Call of Duty: WWII’nun en başarılı parçası Nazi Zombies diyebilirim. Çünkü bölüm her zamankinden daha karanlık ve oyuncunun içini ürperten şekilde tasarlanmış. Daha ilk dakikadaki “Jump Scare!” sahnesiyle yerimden zıpladığımı itiraf etmem gerekli oyunun devamı da aynı gerginlikle sürdü gitti. Nazi Zombies’in konusu Nazilerin kaçırdıkları değerli sanat eserlerini onların elinden geri almaya çalışan küçük bir grubu anlatıyor. Grubun içinde Doctor Who’dan onuncu doktor ya da Jessica Jones’tan Kilgrave olarak tanıdığımız David Tennant var. İşkoç bir karakteri canlandıran İskoç sanatçı o güzel aksanıyla ortalığı küfüre buluyor. Hatta yaptığı bir röportajda başka hiçbir yapımda bu kadar küfür etmediğini belirtmiş. Yalnız şunu belirtmeden edemeyeceğim Killing Floor 2 varken neden CoD’un Nazi modunu oynayayım?

Yalan yok, İkinci Dünya Savaşı teması yüzünden çok büyük umutlarla Call of Duty: WWII’yi bekledim ama beklentimi zerre karşılamadı. Bütün oyun boyunca toplama kamplarında acı çeken insanların trajedisini görmeyi umdum. Birliğimizle gidecek ve onları kurtaracaktık. Bu oyunu oynayan yeni nesil oradaki zulüm hakkında oyun aracılığıyla fikir sahibi olacaktı. Ama yok, sadece oyunun sonunda yıkık bir toplama kampının silik siluetine iki dakikalığına şahit oluyoruz o kadar. Oyunu sadece Amerikan askerlerinin gözünden gösterip adamların milli duygularını kaşımaya çalışmış olsalar bile bunu dahi doğru düzgün şekilde becerememişler. Benim için çok büyük bir hayal kırıklığı oldu ve oyunun inceleme puanlarına değil de oyuncu yorumlarına baktığımda yalnız olmadığımı görmek beni sevindiriyor.

nazizombies

Artılar:

  • Multiplayer’da öze dönüş ve getirilen yenilikler.
  • Nazi Zombies modunun serinin en ürkütücü hali olması.
  • Can yenilenmemesi gibi oyun mekaniklerinde geçmişe dönüş.

Eksiler:

  • Seriye yakışmayacak şekilde zayıf hikayesi.
  • Oyunda kötü bir karakter işlenmemiş olması dolayısıyla hikâyeyi hissettirememesi.

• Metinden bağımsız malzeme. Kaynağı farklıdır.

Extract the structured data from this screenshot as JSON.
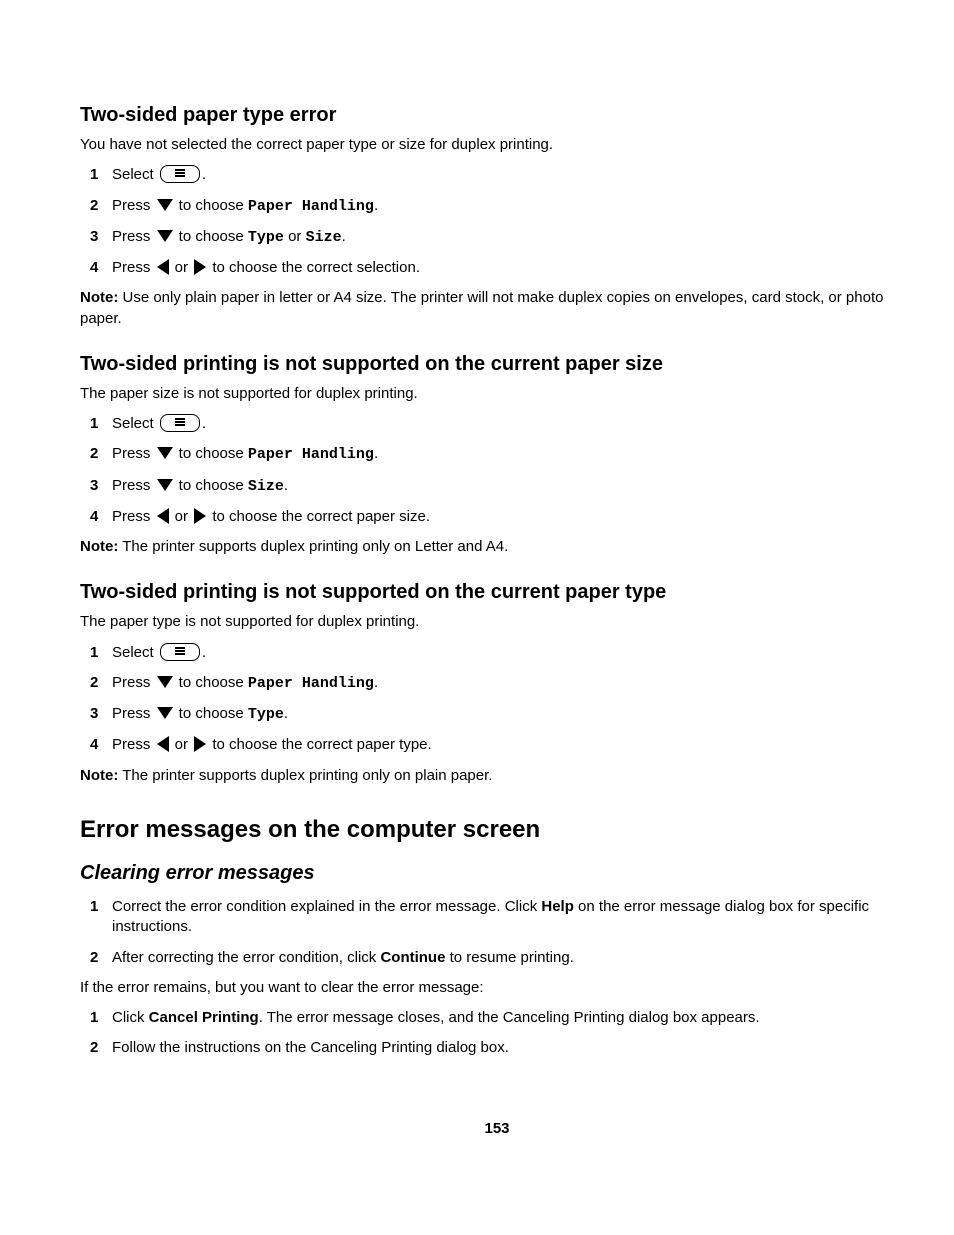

  • Kötü ötesi yapay zekâ. Oyun doğrudan konsol port olduğunu hissettiriyor.
  • Denedikleri için saygı duyduğum ama ne yazık ki beceremedikleri için kızdığım casusluk bölümü.
  • Aksiyon sahnelerinin azlığı olanların da saçmalığı misal trenli bölüm.
  • Toplama kamplarına ve yaşanan zulme üstünkörü değinip geçmiş olması.
  • Takımımızla silah kardeşliği kurduğumuz hissini verememesi.

SON KARAR: Çok daha vurucu, duygusal anlamda bizi hem heyecanlandıracak hem de ağlatabilecek müthiş bir kaynak ucuz bir hikayeyle heba edilmiş. Call of Duty: WWII’nin tek para edecek tarafı eğer CoD multiplayer tecrübesini seviyorsanız getirdiği yenilikler ve oyunun özüne dönüşle size eğlenceli saatler yaşatabilecek olmasıdır. Benim fikrim hikâye için alacaksanız Youtube’dan videoları izlemeniz kafi olacaktır.